Way of the Samurai 3
Aquire ci prova ancora.
Il franchise di Way of the Samurai, rilasciato per la prima volta su PlayStation 2 nell’ormai lontano 2002, si è sempre distinto grazie a un concept di base molto particolare, volto a dare ai giocatori la massima libertà decisionale per tutto il corso dell’avventura.

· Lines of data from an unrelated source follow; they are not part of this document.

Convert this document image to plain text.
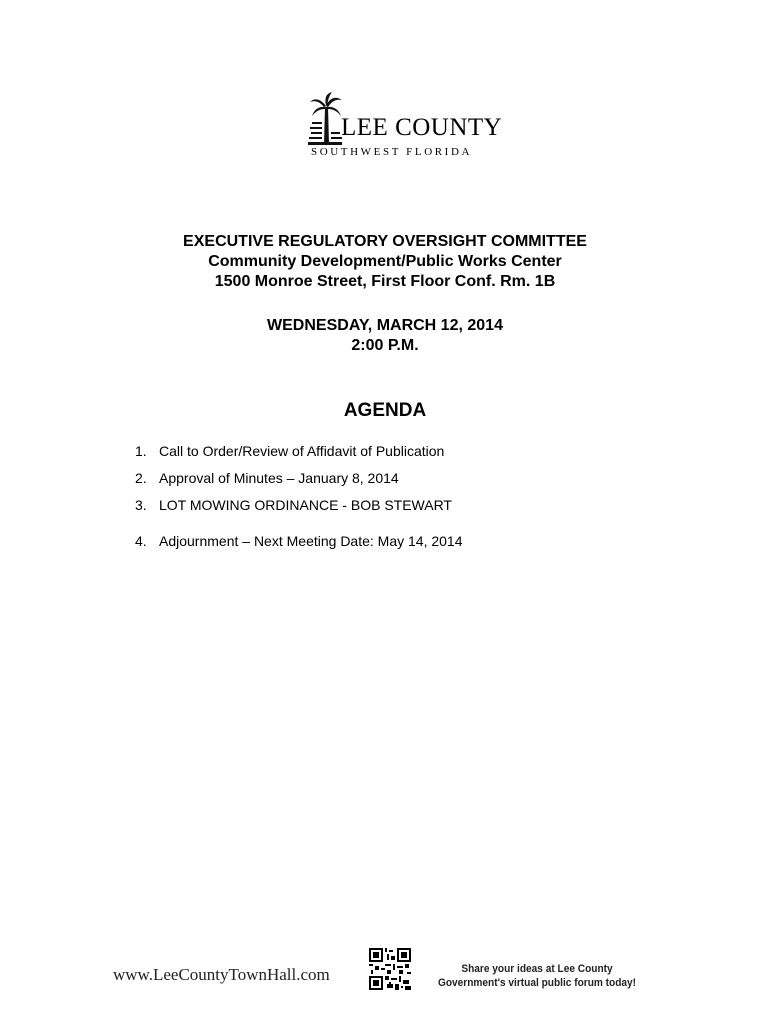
LEE COUNTY
SOUTHWEST FLORIDA
EXECUTIVE REGULATORY OVERSIGHT COMMITTEE
Community Development/Public Works Center
1500 Monroe Street, First Floor Conf. Rm. 1B
WEDNESDAY, MARCH 12, 2014
2:00 P.M.
AGENDA
1. Call to Order/Review of Affidavit of Publication
2. Approval of Minutes – January 8, 2014
3. LOT MOWING ORDINANCE - BOB STEWART
4. Adjournment – Next Meeting Date: May 14, 2014
www.LeeCountyTownHall.com	Share your ideas at Lee County
Government's virtual public forum today!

Come ampiamente dimostrato dai primi due capitoli della serie, le buone idee non bastano però per fare un capolavoro, e alla luce di questo è dunque lecito chiedersi: Aquire avrà imparato la lezione arricchendo il suo affascinante concept con una struttura “di contorno” all’altezza delle aspettative?
Way of the Samurai 3, primo titolo next-gen della compagnia nipponica, propone un concept pressoché identico ai suoi predecessori, e ciò vuol dire che come da tradizione avremo la possibilità di modellare la realtà di gioco, e dunque la nostra esperienza ludica, nella maniera ritenuta più opportuna. Bene o male? Rettitudine o immoralità? La scelta sarà soltanto nostra.
L’avventura, ambientata nel Giappone feudale, più precisamente durante il periodo Sengoku, ci vede impersonare un samurai senza nome (personalizzabile attraverso pochi, semplici parametri estetici) con cui potremo confrontarci con tre diversi clan, tutti intenzionati a salire al potere.
In questa pericolosa realtà, come detto in precedenza, non vi saranno limitazioni di sorta ma, al contrario, potremo sempre comportarci nella maniera che riterremo più opportuna.
Potremo allora schierarci con un particolare clan nel tentativo di sconfiggere gli altri, curando esclusivamente i nostri interessi o addirittura facendo il doppio gioco per appagare la nostra sete di sangue.
A fronte degli oltre 15 finali a disposizione, le possibilità d’azione sono davvero notevoli, garantendo a chiunque voglia scoprire ogni più piccola sfaccettatura del prodotto un’esperienza duratura e stimolante, ciononostante alcuni potrebbero non trovare sufficienti stimoli per completare l’avventura più di una o due volte.
La libertà non riguarda però la sola storyline principale, bensì l’intera realtà proposta, NPC compresi. In base al nostro comportamento potremo infatti modificare il modo in cui i personaggi presenti si relazioneranno con noi, andando anche a modificare l’eventuale possibilità di ottenere particolari incarichi (in poche parole, le quest secondarie).
Il nostro comportamento “attivo” non è però l’unico modo per relazionarsi con gli altri; il semplice fatto di vagare con la spada sguainata verrà infatti letto dai personaggi come un segno di aggressività, e potrebbe dunque suscitare in loro paura, portandoli a fuggire spaventati, o rabbia, inducendoli ad attaccarvi con violenza.
Oltre alle missioni legate al filone narrativo principale, ovvero quello relativo alla diatriba fra i clan, il titolo propone anche un gran numero di quest secondarie che, pur non brillando per varietà, permettono di estendere notevolmente la longevità dell’esperienza.
La maggior parte di queste quest sono purtroppo banali e prive di grande utilità ai fini dell’esperienza (come ad esempio la missione in cui è necessario recuperare le mutande di un’anziana donna situata nei pressi del fiume), ma nonostante questo il problema deriva dall’impossibilità di attivare più di una missione secondaria alla volta.